During a vaginal delivery, microbes present in the birth canal colonize the baby’s skin, mouth and gut, forming their so-called microbiomes. These maternal bacteria are believed to play many roles in babies’ health, ranging from aiding digestion and metabolism to supporting brain development and bolstering the immune system.
“Cesarean delivery, as well as other disruptors of early microbiota assembly – for example antibiotic use and formula feeding – have been associated with conditions emerging later in life including asthma, allergies, type 1 diabetes and obesity,” lead study author Maria Dominguez Bello of New York University said by email.
To test out whether it might be possible to give C-section babies some help building their microbiomes despite the circumstances of their delivery, researchers swaddled four of these infants in gauze soaked in their mothers’ vaginal fluids.
All of the C-sections were scheduled, making it possible for researchers to place gauze in the mother’s vagina for an hour before the surgery and then wrap the infants in the gauze right after birth.
One month after delivery, researchers collected more than 1,500 samples from the babies’ bodies to see what types of bacteria made up their microbiomes.
The C-section babies exposed to birth fluids had microbiomes that were more similar to their vaginally-delivered peers than to C-section infants who didn’t get this exposure, researchers report in the journal Nature Medicine.
There are a lot of caveats to the findings beyond just the small size of the experiment, chief among them that it’s impossible to say whether swaddling C-section babies in vaginal fluids has any short-term or long-term health benefits.
In addition, this intervention might carry an infection risk, and might not work for emergency C-section surgeries that leave no time to have women soak the gauze before babies arrive, the authors note.
“If we demonstrate that there is a health benefit, and that is of course a big `if,’ I think this has the potential to become common practice in scheduled C-sections,” senior study author Jose Clemente of the Icahn School of Medicine at Mount Sinai in New York said by email. “As with any other intervention, there will be cases where this procedure will not be advisable and should not be performed.”

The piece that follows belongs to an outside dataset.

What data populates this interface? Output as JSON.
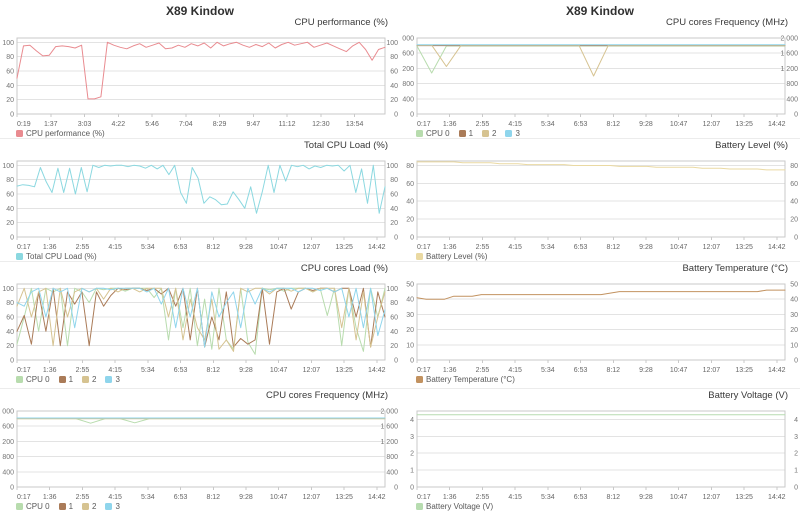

The potential is important to explore, however, because C-section rates are surging in many developed countries despite the fact that the World Health Organization recommends this surgery for only the 10 percent to 15 percent of births when the health of the mother or baby is in danger, Dr. Alexander Khoruts of the University of Minnesota in Minneapolis notes in an accompanying editorial.
Still, research on the role of the gut microbiome in human health is still in its infancy, Khoruts said by email.
“It is reasonable to wonder how alterations in the gut microbiota composition can affect human physiology, and whether the changes caused by antibiotics, altered diet and practices during the earliest years of life contribute to the rise of many diseases that seem to be more prevalent in the developed world,” Khoruts added.
“However, these speculations are still mere hypotheses.”